In 1962 my grandmother began stealing, every other day, from the cash register in my grandfather’s pharmacy. She hid the money in her bosom by day and in her prayer book by night. In 1963, she bought a washing machine outright, but when delivered, the washer never made it through the door. My grandfather stated: “I will not pay for that!” When he was told that the appliance was already paid for, he knew he had been robbed. “Take it away!” said he and slammed the door.” Uncle Riccardo offered his living room as a temporary solution. And so, in 1963, the year I was born, the washing machine sat conspicuously between the new couch and the armchairs in uncle Riccardo and aunt Renata’s living room for almost nine months.
It began in 1913, when my grandfather rode in a two-horse carriage to my grandmother’s summer mansion. He wore a medical lieutenant’s uniform. At twenty-one he was handsome and fearless. He bowed, clicking his heels twice, then kissed her hands. She spoke French to him. I wish to think that they were in love then. He came from a family of selfish scientists who once were shepherds, she belonged to the people with good blood and bad genes. During the first quarter of the twentieth century, they saw in one-another the best marriage arrangement they could find.

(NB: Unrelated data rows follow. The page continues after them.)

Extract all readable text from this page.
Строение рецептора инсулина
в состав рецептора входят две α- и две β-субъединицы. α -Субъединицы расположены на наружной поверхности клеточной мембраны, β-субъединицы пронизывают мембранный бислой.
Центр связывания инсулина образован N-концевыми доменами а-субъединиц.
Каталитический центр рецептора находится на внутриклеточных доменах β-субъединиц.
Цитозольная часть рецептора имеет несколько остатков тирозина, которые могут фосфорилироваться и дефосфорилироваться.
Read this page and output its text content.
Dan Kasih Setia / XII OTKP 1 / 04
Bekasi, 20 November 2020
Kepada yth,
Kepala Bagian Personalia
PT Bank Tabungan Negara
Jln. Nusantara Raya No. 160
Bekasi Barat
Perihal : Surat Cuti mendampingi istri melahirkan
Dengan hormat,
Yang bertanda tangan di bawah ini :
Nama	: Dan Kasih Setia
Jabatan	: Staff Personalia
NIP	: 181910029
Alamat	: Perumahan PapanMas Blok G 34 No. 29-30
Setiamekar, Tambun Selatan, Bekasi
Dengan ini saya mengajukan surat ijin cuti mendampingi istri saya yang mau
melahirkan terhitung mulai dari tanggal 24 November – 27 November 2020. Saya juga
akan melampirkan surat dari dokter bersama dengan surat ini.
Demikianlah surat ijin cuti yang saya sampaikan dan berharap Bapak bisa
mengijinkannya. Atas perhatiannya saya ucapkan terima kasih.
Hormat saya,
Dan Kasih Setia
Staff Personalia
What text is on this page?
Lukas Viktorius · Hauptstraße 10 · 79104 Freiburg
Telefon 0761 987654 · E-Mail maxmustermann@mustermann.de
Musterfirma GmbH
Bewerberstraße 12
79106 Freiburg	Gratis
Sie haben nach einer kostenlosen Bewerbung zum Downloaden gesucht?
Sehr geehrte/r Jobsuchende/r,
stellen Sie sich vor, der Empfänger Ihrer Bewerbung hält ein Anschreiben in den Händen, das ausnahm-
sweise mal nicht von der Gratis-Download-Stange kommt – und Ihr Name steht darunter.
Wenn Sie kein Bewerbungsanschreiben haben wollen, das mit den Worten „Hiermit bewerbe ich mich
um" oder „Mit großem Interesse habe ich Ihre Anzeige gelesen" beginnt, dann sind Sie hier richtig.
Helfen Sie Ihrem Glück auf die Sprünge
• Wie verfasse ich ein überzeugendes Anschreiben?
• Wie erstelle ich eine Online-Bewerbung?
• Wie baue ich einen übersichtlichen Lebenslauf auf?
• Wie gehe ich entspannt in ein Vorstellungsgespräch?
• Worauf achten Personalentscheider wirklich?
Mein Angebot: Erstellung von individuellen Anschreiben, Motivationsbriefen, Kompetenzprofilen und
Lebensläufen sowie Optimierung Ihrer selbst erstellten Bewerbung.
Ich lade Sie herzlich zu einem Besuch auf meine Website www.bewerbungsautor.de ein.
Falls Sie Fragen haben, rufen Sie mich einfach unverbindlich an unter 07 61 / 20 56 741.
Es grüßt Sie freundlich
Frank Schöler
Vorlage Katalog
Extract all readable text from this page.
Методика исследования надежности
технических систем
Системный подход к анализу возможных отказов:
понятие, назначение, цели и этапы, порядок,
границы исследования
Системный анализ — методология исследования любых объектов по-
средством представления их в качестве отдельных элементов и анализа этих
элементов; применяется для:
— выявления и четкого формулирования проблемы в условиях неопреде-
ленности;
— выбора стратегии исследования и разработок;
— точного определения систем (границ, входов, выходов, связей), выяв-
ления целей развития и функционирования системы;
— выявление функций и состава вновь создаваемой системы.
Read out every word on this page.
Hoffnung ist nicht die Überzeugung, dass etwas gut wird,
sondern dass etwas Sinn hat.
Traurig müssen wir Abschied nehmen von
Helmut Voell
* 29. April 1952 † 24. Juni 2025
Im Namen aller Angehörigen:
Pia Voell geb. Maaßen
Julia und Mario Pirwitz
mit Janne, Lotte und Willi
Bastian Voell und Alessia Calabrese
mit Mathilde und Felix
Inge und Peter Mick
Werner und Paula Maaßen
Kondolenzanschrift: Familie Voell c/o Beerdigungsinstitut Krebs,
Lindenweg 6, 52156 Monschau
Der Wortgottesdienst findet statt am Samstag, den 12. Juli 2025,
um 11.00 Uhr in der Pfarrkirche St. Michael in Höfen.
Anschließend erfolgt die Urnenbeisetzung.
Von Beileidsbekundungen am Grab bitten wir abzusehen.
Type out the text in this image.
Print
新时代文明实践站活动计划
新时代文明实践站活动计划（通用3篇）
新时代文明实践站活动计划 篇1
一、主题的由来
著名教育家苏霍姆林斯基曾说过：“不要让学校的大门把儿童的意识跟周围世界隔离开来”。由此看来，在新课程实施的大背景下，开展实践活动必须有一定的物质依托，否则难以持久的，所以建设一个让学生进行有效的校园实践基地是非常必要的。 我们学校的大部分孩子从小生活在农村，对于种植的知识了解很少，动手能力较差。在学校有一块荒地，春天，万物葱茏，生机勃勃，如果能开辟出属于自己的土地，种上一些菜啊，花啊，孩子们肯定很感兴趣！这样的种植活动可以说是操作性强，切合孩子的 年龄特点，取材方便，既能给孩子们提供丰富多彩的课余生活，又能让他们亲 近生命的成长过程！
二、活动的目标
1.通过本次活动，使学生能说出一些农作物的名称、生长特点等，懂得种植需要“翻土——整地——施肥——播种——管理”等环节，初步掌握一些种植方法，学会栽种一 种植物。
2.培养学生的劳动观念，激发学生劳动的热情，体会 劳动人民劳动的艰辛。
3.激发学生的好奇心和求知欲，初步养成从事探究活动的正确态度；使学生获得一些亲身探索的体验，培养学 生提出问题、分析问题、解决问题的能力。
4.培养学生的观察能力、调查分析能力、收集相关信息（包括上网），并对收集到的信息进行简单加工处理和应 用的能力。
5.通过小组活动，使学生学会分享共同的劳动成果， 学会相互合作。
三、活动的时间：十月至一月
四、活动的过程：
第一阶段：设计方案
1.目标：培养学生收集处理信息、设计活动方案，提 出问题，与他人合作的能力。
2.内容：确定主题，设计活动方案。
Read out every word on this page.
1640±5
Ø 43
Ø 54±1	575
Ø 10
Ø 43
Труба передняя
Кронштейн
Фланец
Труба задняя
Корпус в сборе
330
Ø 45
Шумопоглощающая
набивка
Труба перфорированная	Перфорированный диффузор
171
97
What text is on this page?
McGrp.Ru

My grandfather was predictable, my grandmother was eccentric. He was reserved, she was theatrical. He loved chamber music, she adored Italian opera. He thought he could control her, she thought she could seduce him; as far as I can remember, my grandparents were not lovers.
Their political ideas were the same, their classes close in the social scale, but their values were opposite. In their marriage they lacked trust and intimacy, because they liked themselves a lot better than they liked each-other.
I tell my younger cousins that their great-grandfather was a chemist with strong morals and their great-grandmother was a cruel countess with a passion for food. My grandfather was beautiful but she was invincible. My grandfather saved money, my grandmother created debt that she never intended to pay. The town merchants often appeared at my grandfather’s pharmacy with overdue bills from my grandmother. He read over lists of exotic foods that should have never been purchased for a family of nine. He would pay and apologize, then go home and refuse to eat anything that my grandmother cooked. He lived on bread and eggs for days, making my grandmother furious, since she considered her cooking irresistible.
I don’t know how the washing machine got in the house at last. Maybe it was because of my birth, since a new baby in an era of non-disposable diapers might have seriously disturbed my grandfather’s need for hyper-cleanliness. In my first memories, the washing machine was used daily. Its hardest day was on Monday when the tablecloth and napkins from the Sunday lunch went through a four-hour cycle after being disfigured by the ragu con carne and red wine.